Criterion Stochastic Programming Robust Optimization
Distribution known? Required Not required
Tail/catastrophic events Depends on scenario set Built-in via \(\mathcal{U}\)
Solution conservatism Moderate (scenario-weighted) High (worst-case)
Computational form Large LP (many scenarios) Compact LP/SOCP
Risk interpretation Expected cost Worst-case guarantee
Parameter: \(\Gamma\) or \(\Omega\) None (use probabilities) Controls conservatism

In practice: use stochastic programming when you have reliable historical data and care about expected performance. Use robust optimization when the distribution is uncertain, catastrophic outcomes must be avoided, or you need a compact tractable formulation.

10.8 Summary

Concept Key Formula Tractable Form
Box uncertainty \(\|\xi - \bar{\xi}\|_\infty \leq \hat{\xi}\) LP
Ellipsoidal uncertainty \(\|\Sigma^{-1/2}(\xi-\bar{\xi})\|_2 \leq \Omega\) SOCP
Budget uncertainty \(\|\xi - \bar{\xi}\|_1 / \hat{\xi} \leq \Gamma\) LP
Price of robustness \(z_{\text{robust}} - z_{\text{nominal}}\) Monitor vs. \(\Gamma\)
Data-driven set Fit \(\hat{\mu}, \hat{\Sigma}\) from data Chi-squared ellipsoid

The next chapter (Chapter 11) introduces simulation-based optimization — the tool for problems where \(Q(x, \xi)\) cannot be expressed as a closed-form LP and must be estimated by running a system model. Gaussian process surrogates and Bayesian optimization will replace the analytical recourse function with a learned approximation.

10.9 Exercises

  1. Verify the box robust constraint reformulation.
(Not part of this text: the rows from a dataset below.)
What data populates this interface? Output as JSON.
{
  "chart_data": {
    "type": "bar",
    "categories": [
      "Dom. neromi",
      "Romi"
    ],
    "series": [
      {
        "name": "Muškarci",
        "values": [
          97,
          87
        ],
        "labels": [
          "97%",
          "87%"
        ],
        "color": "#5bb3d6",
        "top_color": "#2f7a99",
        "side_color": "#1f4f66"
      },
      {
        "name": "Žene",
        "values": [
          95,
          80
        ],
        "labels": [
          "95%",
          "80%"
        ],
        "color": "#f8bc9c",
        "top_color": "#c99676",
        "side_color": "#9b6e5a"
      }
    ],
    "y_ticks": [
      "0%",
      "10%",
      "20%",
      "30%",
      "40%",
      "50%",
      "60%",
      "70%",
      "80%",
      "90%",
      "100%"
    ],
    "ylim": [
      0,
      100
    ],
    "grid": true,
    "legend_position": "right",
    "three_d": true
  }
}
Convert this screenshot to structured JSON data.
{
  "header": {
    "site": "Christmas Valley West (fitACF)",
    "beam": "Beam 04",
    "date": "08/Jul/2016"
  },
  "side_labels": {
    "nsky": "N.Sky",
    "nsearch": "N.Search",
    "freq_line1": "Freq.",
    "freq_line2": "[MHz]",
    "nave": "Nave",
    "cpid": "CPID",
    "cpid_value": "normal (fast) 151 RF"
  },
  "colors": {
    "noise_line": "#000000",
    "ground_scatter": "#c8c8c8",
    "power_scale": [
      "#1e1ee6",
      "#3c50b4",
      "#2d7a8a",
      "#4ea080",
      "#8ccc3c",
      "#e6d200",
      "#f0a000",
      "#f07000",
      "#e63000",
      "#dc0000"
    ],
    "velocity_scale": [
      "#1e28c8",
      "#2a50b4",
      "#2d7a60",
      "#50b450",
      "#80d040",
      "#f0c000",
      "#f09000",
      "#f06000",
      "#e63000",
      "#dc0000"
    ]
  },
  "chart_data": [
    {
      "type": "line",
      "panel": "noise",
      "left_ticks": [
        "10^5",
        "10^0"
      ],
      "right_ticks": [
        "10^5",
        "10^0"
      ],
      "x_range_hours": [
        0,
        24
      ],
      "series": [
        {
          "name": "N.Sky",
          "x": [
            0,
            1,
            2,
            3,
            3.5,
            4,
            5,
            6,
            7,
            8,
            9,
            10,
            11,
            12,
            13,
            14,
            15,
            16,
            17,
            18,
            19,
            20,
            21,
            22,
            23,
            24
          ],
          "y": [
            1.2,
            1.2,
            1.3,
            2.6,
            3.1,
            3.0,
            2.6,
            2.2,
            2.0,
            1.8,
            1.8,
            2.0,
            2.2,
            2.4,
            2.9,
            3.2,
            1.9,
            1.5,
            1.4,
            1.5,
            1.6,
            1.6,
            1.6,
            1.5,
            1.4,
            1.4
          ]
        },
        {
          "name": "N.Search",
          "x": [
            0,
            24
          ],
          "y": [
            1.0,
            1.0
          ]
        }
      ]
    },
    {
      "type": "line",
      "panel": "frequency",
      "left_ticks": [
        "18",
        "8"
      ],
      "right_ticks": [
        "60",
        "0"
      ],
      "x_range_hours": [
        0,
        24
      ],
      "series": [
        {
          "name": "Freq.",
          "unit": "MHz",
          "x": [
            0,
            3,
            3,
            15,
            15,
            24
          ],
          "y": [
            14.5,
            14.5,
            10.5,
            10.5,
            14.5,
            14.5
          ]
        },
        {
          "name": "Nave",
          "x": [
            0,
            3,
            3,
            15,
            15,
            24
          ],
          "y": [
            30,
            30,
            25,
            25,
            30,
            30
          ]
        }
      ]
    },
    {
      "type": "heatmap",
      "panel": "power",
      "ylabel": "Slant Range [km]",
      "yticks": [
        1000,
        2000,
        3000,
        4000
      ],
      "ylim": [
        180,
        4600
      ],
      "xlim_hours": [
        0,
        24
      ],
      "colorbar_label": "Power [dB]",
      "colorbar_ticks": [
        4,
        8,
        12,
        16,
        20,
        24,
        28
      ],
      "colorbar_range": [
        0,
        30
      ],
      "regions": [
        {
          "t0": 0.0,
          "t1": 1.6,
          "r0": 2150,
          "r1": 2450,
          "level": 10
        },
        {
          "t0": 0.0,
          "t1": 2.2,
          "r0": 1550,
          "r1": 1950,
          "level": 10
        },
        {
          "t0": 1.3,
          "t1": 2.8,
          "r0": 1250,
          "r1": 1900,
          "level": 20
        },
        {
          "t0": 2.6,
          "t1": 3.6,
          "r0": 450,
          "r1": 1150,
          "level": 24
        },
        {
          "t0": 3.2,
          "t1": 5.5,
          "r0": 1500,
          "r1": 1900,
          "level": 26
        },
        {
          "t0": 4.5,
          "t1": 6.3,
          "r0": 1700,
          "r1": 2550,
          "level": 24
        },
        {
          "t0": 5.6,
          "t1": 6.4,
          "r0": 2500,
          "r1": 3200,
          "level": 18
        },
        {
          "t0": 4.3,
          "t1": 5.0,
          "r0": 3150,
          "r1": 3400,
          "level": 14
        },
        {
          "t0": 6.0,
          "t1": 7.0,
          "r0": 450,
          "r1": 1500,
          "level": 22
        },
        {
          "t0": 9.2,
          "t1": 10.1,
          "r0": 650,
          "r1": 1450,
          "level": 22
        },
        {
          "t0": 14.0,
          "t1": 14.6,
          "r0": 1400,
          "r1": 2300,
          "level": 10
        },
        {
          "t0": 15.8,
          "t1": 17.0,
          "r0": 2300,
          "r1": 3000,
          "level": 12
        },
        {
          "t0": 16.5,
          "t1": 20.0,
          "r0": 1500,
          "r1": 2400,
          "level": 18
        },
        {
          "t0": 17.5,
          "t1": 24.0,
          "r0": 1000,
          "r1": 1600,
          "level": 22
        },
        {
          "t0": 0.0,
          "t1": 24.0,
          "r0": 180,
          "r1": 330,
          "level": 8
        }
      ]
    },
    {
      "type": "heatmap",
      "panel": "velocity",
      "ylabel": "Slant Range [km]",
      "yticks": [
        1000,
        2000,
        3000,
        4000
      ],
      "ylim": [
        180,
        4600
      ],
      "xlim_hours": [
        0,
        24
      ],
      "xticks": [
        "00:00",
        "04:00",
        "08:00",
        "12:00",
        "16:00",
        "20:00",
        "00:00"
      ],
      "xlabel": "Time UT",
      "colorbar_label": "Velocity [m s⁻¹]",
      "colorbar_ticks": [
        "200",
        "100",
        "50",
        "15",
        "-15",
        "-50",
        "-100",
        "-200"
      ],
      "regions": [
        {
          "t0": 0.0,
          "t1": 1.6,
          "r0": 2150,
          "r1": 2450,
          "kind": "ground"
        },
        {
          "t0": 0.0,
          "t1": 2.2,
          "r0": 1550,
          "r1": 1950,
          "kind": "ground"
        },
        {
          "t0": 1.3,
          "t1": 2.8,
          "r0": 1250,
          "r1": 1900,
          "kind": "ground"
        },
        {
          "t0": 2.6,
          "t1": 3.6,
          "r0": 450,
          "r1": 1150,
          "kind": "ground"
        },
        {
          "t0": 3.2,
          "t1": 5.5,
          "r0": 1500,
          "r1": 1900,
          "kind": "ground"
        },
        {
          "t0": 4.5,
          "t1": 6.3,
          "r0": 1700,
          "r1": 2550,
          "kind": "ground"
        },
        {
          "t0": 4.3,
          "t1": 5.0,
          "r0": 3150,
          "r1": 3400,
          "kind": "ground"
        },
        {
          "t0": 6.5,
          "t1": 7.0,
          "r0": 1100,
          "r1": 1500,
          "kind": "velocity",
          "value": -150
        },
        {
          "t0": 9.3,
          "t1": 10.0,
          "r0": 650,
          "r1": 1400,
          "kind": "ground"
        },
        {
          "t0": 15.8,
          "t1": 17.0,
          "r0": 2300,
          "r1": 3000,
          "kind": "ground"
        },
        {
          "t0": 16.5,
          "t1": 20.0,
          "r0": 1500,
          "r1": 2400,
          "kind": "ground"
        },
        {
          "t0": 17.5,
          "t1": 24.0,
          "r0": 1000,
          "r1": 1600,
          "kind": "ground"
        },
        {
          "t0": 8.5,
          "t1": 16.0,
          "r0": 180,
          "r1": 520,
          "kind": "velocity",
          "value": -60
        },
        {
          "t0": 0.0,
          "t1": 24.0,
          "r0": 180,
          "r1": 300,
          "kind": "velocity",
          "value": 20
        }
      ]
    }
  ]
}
For \(a(\xi)^\top x \leq b\) with \(a_i \in [\bar{a}_i - \hat{a}_i, \bar{a}_i + \hat{a}_i]\) and \(x \geq 0\), show algebraically that \(\max_{\xi \in \mathcal{U}_{\text{box}}} a(\xi)^\top x = (\bar{a} + \hat{a})^\top x\). What changes if \(x\) is not constrained to be non-negative?

  2. In the portfolio example, compute the price of robustness for box and budget (\(\Gamma = 2\)) solutions: the percentage reduction in nominal expected return relative to the nominal solution. Which is more expensive?
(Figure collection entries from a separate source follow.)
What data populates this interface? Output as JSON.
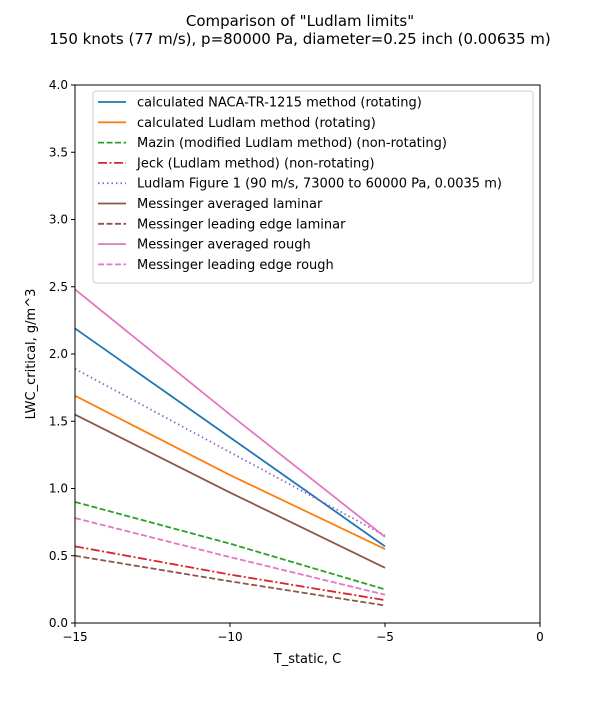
{
  "chart_data": {
    "type": "line",
    "title": "Comparison of \"Ludlam limits\"",
    "subtitle": "150 knots (77 m/s), p=80000 Pa, diameter=0.25 inch (0.00635 m)",
    "xlabel": "T_static, C",
    "ylabel": "LWC_critical, g/m^3",
    "xlim": [
      -15,
      0
    ],
    "ylim": [
      0,
      4.0
    ],
    "xticks": [
      -15,
      -10,
      -5,
      0
    ],
    "xtick_labels": [
      "−15",
      "−10",
      "−5",
      "0"
    ],
    "yticks": [
      0,
      0.5,
      1.0,
      1.5,
      2.0,
      2.5,
      3.0,
      3.5,
      4.0
    ],
    "ytick_labels": [
      "0.0",
      "0.5",
      "1.0",
      "1.5",
      "2.0",
      "2.5",
      "3.0",
      "3.5",
      "4.0"
    ],
    "grid": false,
    "legend_position": "top-right",
    "x": [
      -15,
      -10,
      -5
    ],
    "series": [
      {
        "name": "calculated NACA-TR-1215 method (rotating)",
        "color": "#1f77b4",
        "style": "solid",
        "values": [
          2.19,
          1.38,
          0.57
        ]
      },
      {
        "name": "calculated Ludlam method (rotating)",
        "color": "#ff7f0e",
        "style": "solid",
        "values": [
          1.69,
          1.1,
          0.55
        ]
      },
      {
        "name": "Mazin (modified Ludlam method) (non-rotating)",
        "color": "#2ca02c",
        "style": "dashed",
        "values": [
          0.9,
          0.59,
          0.25
        ]
      },
      {
        "name": "Jeck (Ludlam method) (non-rotating)",
        "color": "#d62728",
        "style": "dashdot",
        "values": [
          0.57,
          0.36,
          0.17
        ]
      },
      {
        "name": "Ludlam Figure 1 (90 m/s, 73000 to 60000 Pa, 0.0035 m)",
        "color": "#9467bd",
        "style": "dotted",
        "values": [
          1.89,
          1.27,
          0.65
        ]
      },
      {
        "name": "Messinger averaged laminar",
        "color": "#8c564b",
        "style": "solid",
        "values": [
          1.55,
          0.97,
          0.41
        ]
      },
      {
        "name": "Messinger leading edge laminar",
        "color": "#8c564b",
        "style": "dashed",
        "values": [
          0.5,
          0.31,
          0.13
        ]
      },
      {
        "name": "Messinger averaged rough",
        "color": "#e377c2",
        "style": "solid",
        "values": [
          2.48,
          1.55,
          0.64
        ]
      },
      {
        "name": "Messinger leading edge rough",
        "color": "#e377c2",
        "style": "dashed",
        "values": [
          0.78,
          0.49,
          0.21
        ]
      }
    ]
  }
}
  3. Extend the portfolio problem to include a risk constraint: total portfolio variance \(w^\top \Sigma w \leq \sigma^2_{\max}\) where \(\Sigma\) is the return covariance matrix. How does the budget-robust solution change? (Hint: add the variance constraint to the LP; approximate if needed.)
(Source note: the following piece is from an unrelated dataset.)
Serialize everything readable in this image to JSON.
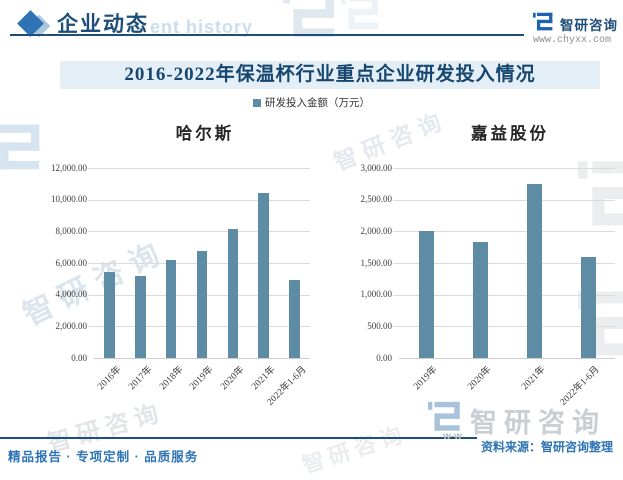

  4. The Bertsimas-Sim budget parameter \(\Gamma\) controls how many parameters deviate. In a problem with \(n = 10\) uncertain parameters, plot the probability that more than \(\Gamma\) parameters simultaneously deviate \(\hat{\xi}_i\) from their nominal values, assuming independent uniform deviations. At what \(\Gamma\) does this probability drop below 1%?

  5. Construct a data-driven uncertainty ellipsoid using the bootstrap: re-sample the 200 historical observations with replacement 500 times, fit \(\hat{\mu}\) and \(\hat{\Sigma}\) to each bootstrap sample, and visualize the resulting distribution of ellipsoid axes. What does this tell you about the estimation uncertainty in the uncertainty set itself?

10.10 Further Reading

  • Ben-Tal, Aharon, Laurent El Ghaoui, and Arkadi Nemirovski. Robust Optimization. Princeton University Press, 2009. (The foundational textbook.)
  • Bertsimas, Dimitris, and Melvyn Sim. “The Price of Robustness.” Operations Research 52, no. 1 (2004): 35–53. (Original budget uncertainty paper.)
  • Bertsimas, Dimitris, David B. Brown, and Constantine Caramanis. “Theory and Applications of Robust Optimization.” SIAM Review 53, no. 3 (2011): 464–501. (Comprehensive survey; free PDF available.)
  • Delage, Erick, and Yinyu Ye. “Distributionally Robust Optimization Under Moment Uncertainty.” Operations Research 58, no. 3 (2010): 595–612. (Bridge between robust and stochastic: uncertainty sets defined by moment constraints.)